Объяснять гарсону оказалось не много: стоило, мол, Анне с Гуровым вернуться в зал — музыканты заиграли неизвестную ему, гарсону, песню, а девушка слушала, слушала, а потом поднялась, вынула из сумки зелёную пачку, подошла к музыке и выкинула деньги прямо в этот ветер.
И они начали плясать, — деньги.
А потом стал плясать и Гуров: то пляшет, то ловит.

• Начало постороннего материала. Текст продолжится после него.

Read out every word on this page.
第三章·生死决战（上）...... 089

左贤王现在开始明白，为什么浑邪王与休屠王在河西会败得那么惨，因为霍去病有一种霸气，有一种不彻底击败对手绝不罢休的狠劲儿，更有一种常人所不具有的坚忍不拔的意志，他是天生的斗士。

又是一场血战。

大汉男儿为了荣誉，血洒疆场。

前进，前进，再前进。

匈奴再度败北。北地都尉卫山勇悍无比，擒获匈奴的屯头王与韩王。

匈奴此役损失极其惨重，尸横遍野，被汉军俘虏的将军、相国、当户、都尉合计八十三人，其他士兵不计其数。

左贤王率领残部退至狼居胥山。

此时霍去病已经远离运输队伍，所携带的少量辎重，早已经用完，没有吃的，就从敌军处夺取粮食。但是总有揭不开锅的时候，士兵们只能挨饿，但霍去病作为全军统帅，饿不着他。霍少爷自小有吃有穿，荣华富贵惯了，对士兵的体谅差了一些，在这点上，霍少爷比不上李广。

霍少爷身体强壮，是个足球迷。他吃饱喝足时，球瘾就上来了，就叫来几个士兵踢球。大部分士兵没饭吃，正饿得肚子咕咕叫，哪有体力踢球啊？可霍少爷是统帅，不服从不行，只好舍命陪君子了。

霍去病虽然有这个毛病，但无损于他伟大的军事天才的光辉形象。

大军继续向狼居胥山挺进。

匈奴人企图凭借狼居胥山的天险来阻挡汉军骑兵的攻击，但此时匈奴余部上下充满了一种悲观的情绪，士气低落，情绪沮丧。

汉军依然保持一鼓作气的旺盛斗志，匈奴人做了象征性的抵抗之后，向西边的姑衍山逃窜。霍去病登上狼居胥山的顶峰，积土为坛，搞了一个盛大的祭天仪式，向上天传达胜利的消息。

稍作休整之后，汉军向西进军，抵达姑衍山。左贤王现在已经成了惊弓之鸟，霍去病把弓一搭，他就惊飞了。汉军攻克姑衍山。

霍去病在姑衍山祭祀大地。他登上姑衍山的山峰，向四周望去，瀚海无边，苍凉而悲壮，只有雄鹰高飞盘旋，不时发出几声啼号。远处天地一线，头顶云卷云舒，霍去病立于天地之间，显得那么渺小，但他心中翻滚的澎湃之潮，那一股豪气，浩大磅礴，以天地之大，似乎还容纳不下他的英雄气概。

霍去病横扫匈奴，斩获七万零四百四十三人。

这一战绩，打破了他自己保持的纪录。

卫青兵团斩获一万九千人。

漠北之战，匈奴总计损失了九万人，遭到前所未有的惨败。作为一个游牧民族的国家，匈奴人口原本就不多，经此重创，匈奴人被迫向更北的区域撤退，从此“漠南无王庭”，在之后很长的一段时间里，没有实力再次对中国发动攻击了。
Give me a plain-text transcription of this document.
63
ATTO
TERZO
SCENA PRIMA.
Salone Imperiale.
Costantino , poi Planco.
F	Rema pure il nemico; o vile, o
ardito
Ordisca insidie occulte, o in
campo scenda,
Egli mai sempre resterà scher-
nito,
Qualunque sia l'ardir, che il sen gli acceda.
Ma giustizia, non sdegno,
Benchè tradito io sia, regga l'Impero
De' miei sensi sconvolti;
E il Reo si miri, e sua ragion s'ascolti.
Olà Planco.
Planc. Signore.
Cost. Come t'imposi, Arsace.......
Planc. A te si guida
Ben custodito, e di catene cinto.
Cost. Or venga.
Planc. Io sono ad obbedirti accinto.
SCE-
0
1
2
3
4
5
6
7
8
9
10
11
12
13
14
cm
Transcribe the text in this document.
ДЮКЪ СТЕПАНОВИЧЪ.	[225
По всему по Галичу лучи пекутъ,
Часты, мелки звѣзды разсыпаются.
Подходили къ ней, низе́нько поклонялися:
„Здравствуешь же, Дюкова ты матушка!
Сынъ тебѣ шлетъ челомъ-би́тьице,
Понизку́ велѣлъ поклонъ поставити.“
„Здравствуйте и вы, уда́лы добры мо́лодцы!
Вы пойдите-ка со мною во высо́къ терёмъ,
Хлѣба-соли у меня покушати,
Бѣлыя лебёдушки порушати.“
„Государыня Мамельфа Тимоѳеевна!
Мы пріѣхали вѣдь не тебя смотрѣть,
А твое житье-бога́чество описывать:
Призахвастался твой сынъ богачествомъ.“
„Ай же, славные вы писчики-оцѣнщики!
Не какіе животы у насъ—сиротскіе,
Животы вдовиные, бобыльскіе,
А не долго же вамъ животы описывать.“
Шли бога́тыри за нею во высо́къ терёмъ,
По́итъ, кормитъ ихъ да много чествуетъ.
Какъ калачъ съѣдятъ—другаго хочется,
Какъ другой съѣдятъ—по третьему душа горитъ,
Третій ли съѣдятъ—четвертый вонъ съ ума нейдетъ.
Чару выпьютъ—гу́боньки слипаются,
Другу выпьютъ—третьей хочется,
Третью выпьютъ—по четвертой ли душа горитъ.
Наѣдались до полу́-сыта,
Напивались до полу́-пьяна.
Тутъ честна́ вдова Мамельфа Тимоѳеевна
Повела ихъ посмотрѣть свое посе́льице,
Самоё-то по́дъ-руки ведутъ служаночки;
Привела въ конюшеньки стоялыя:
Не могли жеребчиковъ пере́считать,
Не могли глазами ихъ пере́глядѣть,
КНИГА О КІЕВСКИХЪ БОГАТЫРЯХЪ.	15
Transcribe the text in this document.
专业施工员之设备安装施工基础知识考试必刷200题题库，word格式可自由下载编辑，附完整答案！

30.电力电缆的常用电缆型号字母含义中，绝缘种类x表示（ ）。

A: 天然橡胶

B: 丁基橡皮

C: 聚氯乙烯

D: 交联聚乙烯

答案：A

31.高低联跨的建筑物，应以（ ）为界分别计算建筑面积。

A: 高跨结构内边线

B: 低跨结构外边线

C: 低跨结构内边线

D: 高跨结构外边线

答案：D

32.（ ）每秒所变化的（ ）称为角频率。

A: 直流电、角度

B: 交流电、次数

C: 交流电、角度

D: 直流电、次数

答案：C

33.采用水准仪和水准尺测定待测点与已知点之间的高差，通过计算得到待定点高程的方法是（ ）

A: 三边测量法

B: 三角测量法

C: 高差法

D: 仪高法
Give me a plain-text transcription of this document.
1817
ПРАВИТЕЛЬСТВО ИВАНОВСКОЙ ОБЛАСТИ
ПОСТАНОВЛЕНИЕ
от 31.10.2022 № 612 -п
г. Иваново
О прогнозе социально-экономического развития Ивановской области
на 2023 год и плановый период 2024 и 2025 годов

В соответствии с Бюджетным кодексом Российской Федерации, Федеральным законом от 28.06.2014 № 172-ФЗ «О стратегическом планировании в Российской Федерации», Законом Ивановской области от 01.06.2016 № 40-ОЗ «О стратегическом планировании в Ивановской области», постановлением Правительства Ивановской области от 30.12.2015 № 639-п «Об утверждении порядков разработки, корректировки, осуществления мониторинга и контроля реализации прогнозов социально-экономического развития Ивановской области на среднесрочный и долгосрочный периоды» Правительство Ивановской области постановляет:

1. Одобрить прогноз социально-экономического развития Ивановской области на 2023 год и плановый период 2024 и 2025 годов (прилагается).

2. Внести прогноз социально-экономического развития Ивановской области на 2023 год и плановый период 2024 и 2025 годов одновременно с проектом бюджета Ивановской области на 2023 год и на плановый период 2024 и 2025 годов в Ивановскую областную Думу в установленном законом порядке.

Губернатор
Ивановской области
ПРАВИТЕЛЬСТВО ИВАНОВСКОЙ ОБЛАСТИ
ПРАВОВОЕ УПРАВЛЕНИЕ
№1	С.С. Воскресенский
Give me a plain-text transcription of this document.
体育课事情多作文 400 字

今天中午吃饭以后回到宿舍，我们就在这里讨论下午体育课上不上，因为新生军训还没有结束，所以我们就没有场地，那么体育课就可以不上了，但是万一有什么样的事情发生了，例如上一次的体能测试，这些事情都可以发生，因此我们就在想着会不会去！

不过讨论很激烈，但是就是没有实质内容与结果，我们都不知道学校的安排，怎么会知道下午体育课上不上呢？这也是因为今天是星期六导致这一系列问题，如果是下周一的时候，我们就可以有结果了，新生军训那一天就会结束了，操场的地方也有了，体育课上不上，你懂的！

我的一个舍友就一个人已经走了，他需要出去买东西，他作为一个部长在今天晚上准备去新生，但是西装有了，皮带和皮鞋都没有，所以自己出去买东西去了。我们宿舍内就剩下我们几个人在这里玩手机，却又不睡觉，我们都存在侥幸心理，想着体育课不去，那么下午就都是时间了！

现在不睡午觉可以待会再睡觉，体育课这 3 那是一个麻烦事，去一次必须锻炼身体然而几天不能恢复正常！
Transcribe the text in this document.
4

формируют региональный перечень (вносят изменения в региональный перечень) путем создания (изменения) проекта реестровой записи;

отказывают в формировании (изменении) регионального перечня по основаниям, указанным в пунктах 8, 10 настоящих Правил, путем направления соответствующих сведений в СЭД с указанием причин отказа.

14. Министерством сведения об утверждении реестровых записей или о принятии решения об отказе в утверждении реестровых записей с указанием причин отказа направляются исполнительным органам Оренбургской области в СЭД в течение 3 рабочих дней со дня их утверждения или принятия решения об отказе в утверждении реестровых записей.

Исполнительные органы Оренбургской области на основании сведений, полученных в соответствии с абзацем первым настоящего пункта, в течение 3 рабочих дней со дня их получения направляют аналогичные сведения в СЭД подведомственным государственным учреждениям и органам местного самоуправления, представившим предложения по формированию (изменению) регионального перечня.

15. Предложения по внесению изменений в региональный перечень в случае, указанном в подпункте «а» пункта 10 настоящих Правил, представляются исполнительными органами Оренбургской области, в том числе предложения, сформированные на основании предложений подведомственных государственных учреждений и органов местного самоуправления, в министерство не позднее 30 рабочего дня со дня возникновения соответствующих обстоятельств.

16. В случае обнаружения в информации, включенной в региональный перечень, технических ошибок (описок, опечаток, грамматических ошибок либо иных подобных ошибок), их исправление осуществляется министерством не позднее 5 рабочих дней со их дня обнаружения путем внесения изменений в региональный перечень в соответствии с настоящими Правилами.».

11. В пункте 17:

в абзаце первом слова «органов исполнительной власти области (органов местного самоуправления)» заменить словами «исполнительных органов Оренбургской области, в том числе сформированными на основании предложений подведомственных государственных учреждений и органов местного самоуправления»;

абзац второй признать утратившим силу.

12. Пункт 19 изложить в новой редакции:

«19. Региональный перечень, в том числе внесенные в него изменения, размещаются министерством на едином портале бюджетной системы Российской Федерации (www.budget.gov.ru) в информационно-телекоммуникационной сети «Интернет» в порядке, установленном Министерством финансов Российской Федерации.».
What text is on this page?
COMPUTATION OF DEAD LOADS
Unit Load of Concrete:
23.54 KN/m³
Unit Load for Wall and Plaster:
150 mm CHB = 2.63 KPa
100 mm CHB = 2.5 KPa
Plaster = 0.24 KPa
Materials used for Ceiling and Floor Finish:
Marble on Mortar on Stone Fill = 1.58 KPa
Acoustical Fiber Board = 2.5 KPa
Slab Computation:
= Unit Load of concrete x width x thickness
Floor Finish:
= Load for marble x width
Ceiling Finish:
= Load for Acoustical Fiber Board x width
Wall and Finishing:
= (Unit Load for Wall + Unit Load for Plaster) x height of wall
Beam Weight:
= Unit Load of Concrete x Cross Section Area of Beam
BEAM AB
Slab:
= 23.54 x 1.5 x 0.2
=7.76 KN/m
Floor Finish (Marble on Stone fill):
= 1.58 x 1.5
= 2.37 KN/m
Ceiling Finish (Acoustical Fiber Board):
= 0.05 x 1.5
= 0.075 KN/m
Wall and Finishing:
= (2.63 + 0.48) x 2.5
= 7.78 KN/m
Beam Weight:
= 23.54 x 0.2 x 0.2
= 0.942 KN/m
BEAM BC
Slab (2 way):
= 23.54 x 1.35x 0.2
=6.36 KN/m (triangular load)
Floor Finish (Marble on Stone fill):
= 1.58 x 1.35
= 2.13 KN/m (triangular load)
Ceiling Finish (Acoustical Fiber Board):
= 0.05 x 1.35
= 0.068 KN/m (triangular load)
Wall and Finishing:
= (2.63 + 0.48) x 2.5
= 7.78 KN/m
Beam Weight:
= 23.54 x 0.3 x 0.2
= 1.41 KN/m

И Анна тоже: то пляшет, то выбивает у Гурова деньги.
И все вокруг смеются. Потому что это очень весело и непохоже.
Катя спросила — а что произошло до того?
Гарсон не понял: до чего?
До того, пояснила она, как музыканты заиграли неизвестную ему песню.
Ничего, ответил тот: до того они играли известную.
Катя резко развернулась и направилась к нашему столику.
Из соседей на месте пребывали только араб с тремя жёнами. Ни он, ни они не глядели назад — на толпу, музыкантов и плящущие деньги. Просто слушали песню:
А ты кидай свои слова в мою прорубь,
Ты кидай свои ножи в мои двери,
Свой горох кидай горстями в мои стены,
Свои зёрна — в заражённую почву,
Кидай свой бисер перед вздёрнутым рылом,
Кидай пустые кошельки на дорогу,
Кидай монеты в полосатые кепки,
Свои песни — в распростёртую пропасть…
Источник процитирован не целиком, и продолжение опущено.